L-asparaginase: The amino acid asparagine is synthesized by normal cells but malignant cells are unable to synthesize asparaginase and depend on the supply from the host. Asparaginase is an enzyme that converts asparagine to aspartic acid and deprives the malignant cells of asparagine supplies resulting in inhibition of protein synthesis. It is used in acute leukemias.
GENERAL ADVERSE EFFECTS TO ANTICANCER DRUGS (Table 13.1.1)
Since most anticancer drugs act on the rapidly multiplying cells, they are also toxic to the normal rapidly multiplying cells in the bone marrow, epithelial cells, lymphoid organs and gonads. Thus the common adverse effects are:
- Bone marrow depression: resulting in leukopenia, anemia, thrombocytopenia and in higher doses—aplastic anemia. In such patients, infections and bleeding are common.
- Other proliferating cells: GIT – stomatitis and ulcers; alopecia (loss of hair), reduced spermatogenesis in men and amenorrhea in women (due to damage to the germinal epihtelium).448
- Immediate adverse effects: Nausea and vomiting are very common with most cytotoxic drugs. Prior treatment with powerful antiemetics is required.
- Teratogenicity: All cytotoxic drugs are teratogenic and are therefore contraindicated in pregnancy.
- Carcinogenicity: Cytotoxic drugs themselves may cause secondary cancers, e.g. leukemias are common after treatment of Hodgkin's lymphoma.
- Apart from the above, the adverse effects unique to some drugs are discussed under individual drugs.

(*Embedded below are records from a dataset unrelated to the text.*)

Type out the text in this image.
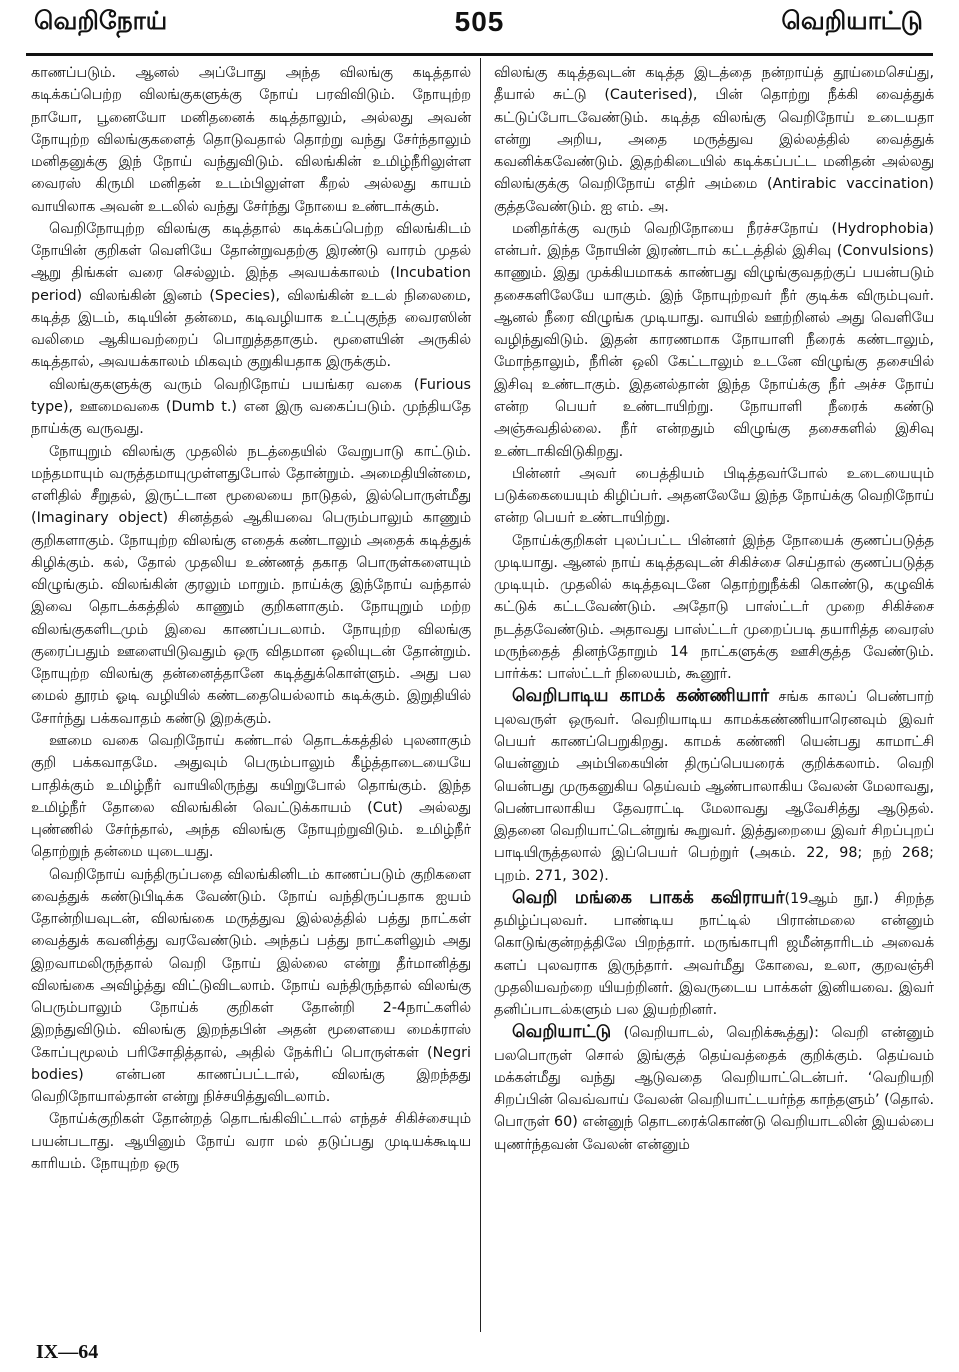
வெறிநோய்	505	வெறியாட்டு

காணப்படும். ஆனல் அப்போது அந்த விலங்கு கடித்தால் கடிக்கப்பெற்ற விலங்குகளுக்கு நோய் பரவிவிடும். நோயுற்ற நாயோ, பூனையோ மனிதனைக் கடித்தாலும், அல்லது அவன் நோயுற்ற விலங்குகளைத் தொடுவதால் தொற்று வந்து சேர்ந்தாலும் மனிதனுக்கு இந் நோய் வந்துவிடும். விலங்கின் உமிழ்நீரிலுள்ள வைரஸ் கிருமி மனிதன் உடம்பிலுள்ள கீறல் அல்லது காயம் வாயிலாக அவன் உடலில் வந்து சேர்ந்து நோயை உண்டாக்கும்.

வெறிநோயுற்ற விலங்கு கடித்தால் கடிக்கப்பெற்ற விலங்கிடம் நோயின் குறிகள் வெளியே தோன்றுவதற்கு இரண்டு வாரம் முதல் ஆறு திங்கள் வரை செல்லும். இந்த அவயக்காலம் (Incubation period) விலங்கின் இனம் (Species), விலங்கின் உடல் நிலைமை, கடித்த இடம், கடியின் தன்மை, கடிவழியாக உட்புகுந்த வைரஸின் வலிமை ஆகியவற்றைப் பொறுத்ததாகும். மூளையின் அருகில் கடித்தால், அவயக்காலம் மிகவும் குறுகியதாக இருக்கும்.

விலங்குகளுக்கு வரும் வெறிநோய் பயங்கர வகை (Furious type), ஊமைவகை (Dumb t.) என இரு வகைப்படும். முந்தியதே நாய்க்கு வருவது.

நோயுறும் விலங்கு முதலில் நடத்தையில் வேறுபாடு காட்டும். மந்தமாயும் வருத்தமாயுமுள்ளதுபோல் தோன்றும். அமைதியின்மை, எளிதில் சீறுதல், இருட்டான மூலையை நாடுதல், இல்பொருள்மீது (Imaginary object) சினத்தல் ஆகியவை பெரும்பாலும் காணும் குறிகளாகும். நோயுற்ற விலங்கு எதைக் கண்டாலும் அதைக் கடித்துக் கிழிக்கும். கல், தோல் முதலிய உண்ணத் தகாத பொருள்களையும் விழுங்கும். விலங்கின் குரலும் மாறும். நாய்க்கு இந்நோய் வந்தால் இவை தொடக்கத்தில் காணும் குறிகளாகும். நோயுறும் மற்ற விலங்குகளிடமும் இவை காணப்படலாம். நோயுற்ற விலங்கு குரைப்பதும் ஊளையிடுவதும் ஒரு விதமான ஒலியுடன் தோன்றும். நோயுற்ற விலங்கு தன்னைத்தானே கடித்துக்கொள்ளும். அது பல மைல் தூரம் ஓடி வழியில் கண்டதையெல்லாம் கடிக்கும். இறுதியில் சோர்ந்து பக்கவாதம் கண்டு இறக்கும்.

ஊமை வகை வெறிநோய் கண்டால் தொடக்கத்தில் புலனாகும் குறி பக்கவாதமே. அதுவும் பெரும்பாலும் கீழ்த்தாடையையே பாதிக்கும் உமிழ்நீர் வாயிலிருந்து கயிறுபோல் தொங்கும். இந்த உமிழ்நீர் தோலை விலங்கின் வெட்டுக்காயம் (Cut) அல்லது புண்ணில் சேர்ந்தால், அந்த விலங்கு நோயுற்றுவிடும். உமிழ்நீர் தொற்றுந் தன்மை யுடையது.

வெறிநோய் வந்திருப்பதை விலங்கினிடம் காணப்படும் குறிகளை வைத்துக் கண்டுபிடிக்க வேண்டும். நோய் வந்திருப்பதாக ஐயம் தோன்றியவுடன், விலங்கை மருத்துவ இல்லத்தில் பத்து நாட்கள் வைத்துக் கவனித்து வரவேண்டும். அந்தப் பத்து நாட்களிலும் அது இறவாமலிருந்தால் வெறி நோய் இல்லை என்று தீர்மானித்து விலங்கை அவிழ்த்து விட்டுவிடலாம். நோய் வந்திருந்தால் விலங்கு பெரும்பாலும் நோய்க் குறிகள் தோன்றி 2-4நாட்களில் இறந்துவிடும். விலங்கு இறந்தபின் அதன் மூளையை மைக்ராஸ் கோப்புமூலம் பரிசோதித்தால், அதில் நேக்ரிப் பொருள்கள் (Negri bodies) என்பன காணப்பட்டால், விலங்கு இறந்தது வெறிநோயால்தான் என்று நிச்சயித்துவிடலாம்.

நோய்க்குறிகள் தோன்றத் தொடங்கிவிட்டால் எந்தச் சிகிச்சையும் பயன்படாது. ஆயினும் நோய் வரா மல் தடுப்பது முடியக்கூடிய காரியம். நோயுற்ற ஒரு

விலங்கு கடித்தவுடன் கடித்த இடத்தை நன்றாய்த் தூய்மைசெய்து, தீயால் சுட்டு (Cauterised), பின் தொற்று நீக்கி வைத்துக் கட்டுப்போடவேண்டும். கடித்த விலங்கு வெறிநோய் உடையதா என்று அறிய, அதை மருத்துவ இல்லத்தில் வைத்துக் கவனிக்கவேண்டும். இதற்கிடையில் கடிக்கப்பட்ட மனிதன் அல்லது விலங்குக்கு வெறிநோய் எதிர் அம்மை (Antirabic vaccination) குத்தவேண்டும். ஐ எம். அ.

மனிதர்க்கு வரும் வெறிநோயை நீரச்சநோய் (Hydrophobia) என்பர். இந்த நோயின் இரண்டாம் கட்டத்தில் இசிவு (Convulsions) காணும். இது முக்கியமாகக் காண்பது விழுங்குவதற்குப் பயன்படும் தசைகளிலேயே யாகும். இந் நோயுற்றவர் நீர் குடிக்க விரும்புவர். ஆனல் நீரை விழுங்க முடியாது. வாயில் ஊற்றினல் அது வெளியே வழிந்துவிடும். இதன் காரணமாக நோயாளி நீரைக் கண்டாலும், மோந்தாலும், நீரின் ஒலி கேட்டாலும் உடனே விழுங்கு தசையில் இசிவு உண்டாகும். இதனல்தான் இந்த நோய்க்கு நீர் அச்ச நோய் என்ற பெயர் உண்டாயிற்று. நோயாளி நீரைக் கண்டு அஞ்சுவதில்லை. நீர் என்றதும் விழுங்கு தசைகளில் இசிவு உண்டாகிவிடுகிறது.

பின்னர் அவர் பைத்தியம் பிடித்தவர்போல் உடையையும் படுக்கையையும் கிழிப்பர். அதனலேயே இந்த நோய்க்கு வெறிநோய் என்ற பெயர் உண்டாயிற்று.

நோய்க்குறிகள் புலப்பட்ட பின்னர் இந்த நோயைக் குணப்படுத்த முடியாது. ஆனல் நாய் கடித்தவுடன் சிகிச்சை செய்தால் குணப்படுத்த முடியும். முதலில் கடித்தவுடனே தொற்றுநீக்கி கொண்டு, கழுவிக் கட்டுக் கட்டவேண்டும். அதோடு பாஸ்ட்டர் முறை சிகிச்சை நடத்தவேண்டும். அதாவது பாஸ்ட்டர் முறைப்படி தயாரித்த வைரஸ் மருந்தைத் தினந்தோறும் 14 நாட்களுக்கு ஊசிகுத்த வேண்டும். பார்க்க: பாஸ்ட்டர் நிலையம், கூனூர்.

வெறிபாடிய காமக் கண்ணியார் சங்க காலப் பெண்பாற் புலவருள் ஒருவர். வெறியாடிய காமக்கண்ணியாரெனவும் இவர் பெயர் காணப்பெறுகிறது. காமக் கண்ணி யென்பது காமாட்சி யென்னும் அம்பிகையின் திருப்பெயரைக் குறிக்கலாம். வெறி யென்பது முருகனுகிய தெய்வம் ஆண்பாலாகிய வேலன் மேலாவது, பெண்பாலாகிய தேவராட்டி மேலாவது ஆவேசித்து ஆடுதல். இதனை வெறியாட்டென்றுங் கூறுவர். இத்துறையை இவர் சிறப்புறப் பாடியிருத்தலால் இப்பெயர் பெற்றுர் (அகம். 22, 98; நற் 268; புறம். 271, 302).

வெறி மங்கை பாகக் கவிராயர்(19ஆம் நூ.) சிறந்த தமிழ்ப்புலவர். பாண்டிய நாட்டில் பிரான்மலை என்னும் கொடுங்குன்றத்திலே பிறந்தார். மருங்காபுரி ஜமீன்தாரிடம் அவைக் களப் புலவராக இருந்தார். அவர்மீது கோவை, உலா, குறவஞ்சி முதலியவற்றை யியற்றினர். இவருடைய பாக்கள் இனியவை. இவர் தனிப்பாடல்களும் பல இயற்றினர்.

வெறியாட்டு (வெறியாடல், வெறிக்கூத்து): வெறி என்னும் பலபொருள் சொல் இங்குத் தெய்வத்தைக் குறிக்கும். தெய்வம் மக்கள்மீது வந்து ஆடுவதை வெறியாட்டென்பர். ‘வெறியறி சிறப்பின் வெவ்வாய் வேலன் வெறியாட்டயர்ந்த காந்தளும்’ (தொல். பொருள் 60) என்னுந் தொடரைக்கொண்டு வெறியாடலின் இயல்பை யுணர்ந்தவன் வேலன் என்னும்

IX—64
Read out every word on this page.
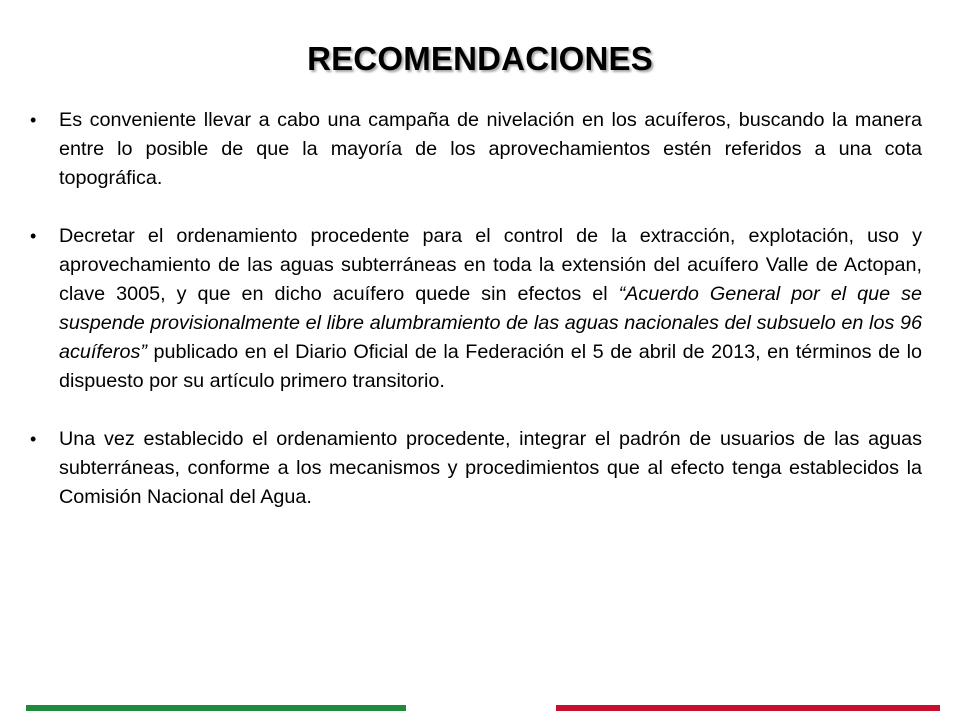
RECOMENDACIONES
• Es conveniente llevar a cabo una campaña de nivelación en los acuíferos, buscando la manera entre lo posible de que la mayoría de los aprovechamientos estén referidos a una cota topográfica.
• Decretar el ordenamiento procedente para el control de la extracción, explotación, uso y aprovechamiento de las aguas subterráneas en toda la extensión del acuífero Valle de Actopan, clave 3005, y que en dicho acuífero quede sin efectos el “Acuerdo General por el que se suspende provisionalmente el libre alumbramiento de las aguas nacionales del subsuelo en los 96 acuíferos” publicado en el Diario Oficial de la Federación el 5 de abril de 2013, en términos de lo dispuesto por su artículo primero transitorio.
• Una vez establecido el ordenamiento procedente, integrar el padrón de usuarios de las aguas subterráneas, conforme a los mecanismos y procedimientos que al efecto tenga establecidos la Comisión Nacional del Agua.
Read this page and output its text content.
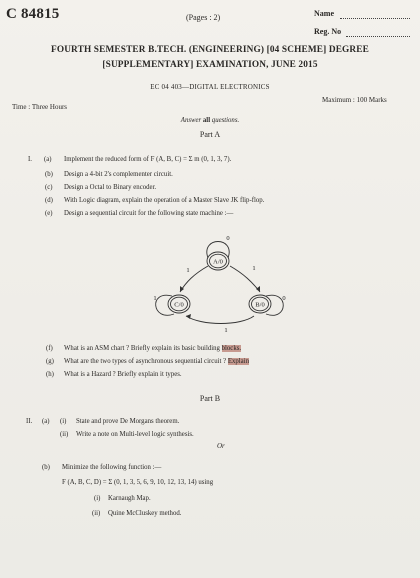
C 84815	(Pages : 2)	Name
Reg. No
FOURTH SEMESTER B.TECH. (ENGINEERING) [04 SCHEME] DEGREE
[SUPPLEMENTARY] EXAMINATION, JUNE 2015
EC 04 403—DIGITAL ELECTRONICS
Time : Three Hours
Maximum : 100 Marks
Answer all questions.
Part A
I. (a) Implement the reduced form of F (A, B, C) = Σ m (0, 1, 3, 7).
(b) Design a 4-bit 2's complementer circuit.
(c) Design a Octal to Binary encoder.
(d) With Logic diagram, explain the operation of a Master Slave JK flip-flop.
(e) Design a sequential circuit for the following state machine :—
A/0
C/0	B/0
0
1	0
1	1
1
(f) What is an ASM chart ? Briefly explain its basic building blocks.
(g) What are the two types of asynchronous sequential circuit ? Explain
(h) What is a Hazard ? Briefly explain it types.
Part B
II. (a) (i) State and prove De Morgans theorem.
(ii) Write a note on Multi-level logic synthesis.
Or
(b) Minimize the following function :—
F (A, B, C, D) = Σ (0, 1, 3, 5, 6, 9, 10, 12, 13, 14) using
(i) Karnaugh Map.
(ii) Quine McCluskey method.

Responses of tumors to cytotoxic drugs
- Cancers for which chemotherapy can be curative:
- Acute lymphoblastic leukemia ALL in children
- Acute myeloid leukemia. (AML)
- Choriocarcinoma
- Non-Hodgkin lymphomas
- Wilm's tumor.
- Tumors that are sensitive to chemotherapy, resulting in remission that generally prolong life:
- Breast carcinoma.
- Chronic lymphocytic leukemia.
- Ovarian carcinoma.
- Osteogenic sarcoma.
- Tumors that are sensitive to chemotherapy where life is sometimes prolonged:
- Cervical carcinoma.
- Gastric carcinoma.
- Head and neck tumors.
- Tumors that are refractory to currently available chemotherapy:
- Colorectal carcinoma.
- Non-small cell bronchogenic carcinoma.
- Carcinoma of the pancreas.
- Melanoma.
Drug Interaction
- With alcohol procarbazine produces disulfiram like reaction.
- Salicylates, phenothiazines and sulfonamide displaces methotrexate from plasma protein binding site and produces toxicity.
- Xanthine oxidase metabolizes 6 MP, therefore if xanthine oxidase inhibitor (Allopurinol) is used with 6 MP, its concentration rises to toxic level and reduction of dose is required (approximately 1/3 to 1/4 th level).
Other Uses of Anticancerous drugs
- As immunosuppresant: Cyclophosphamide, azathioprine, etc.
- To treat psoriasis: Methotrexate
- To treat viral infections: Cytarabine
- As an adjuvant in AIDS: Hydroxyurea
- As an abortifacient: Methotrexate
- In management of sickle cell anemia: Hydroxyureas
Important terminologies related with chemotherapy
- Induction of chemotherapy: Also called primary chemotherapy.
- Secondary chemotherapy: Second Line or additional therapy.
- Adjuvant chemotherapy: Chemotherapy of the induction with therapy by surgery raditation.
- Neo-adjuvant chemotherapy: Initial chemotherapy prior to surgery/radiation to reduce tumor mass.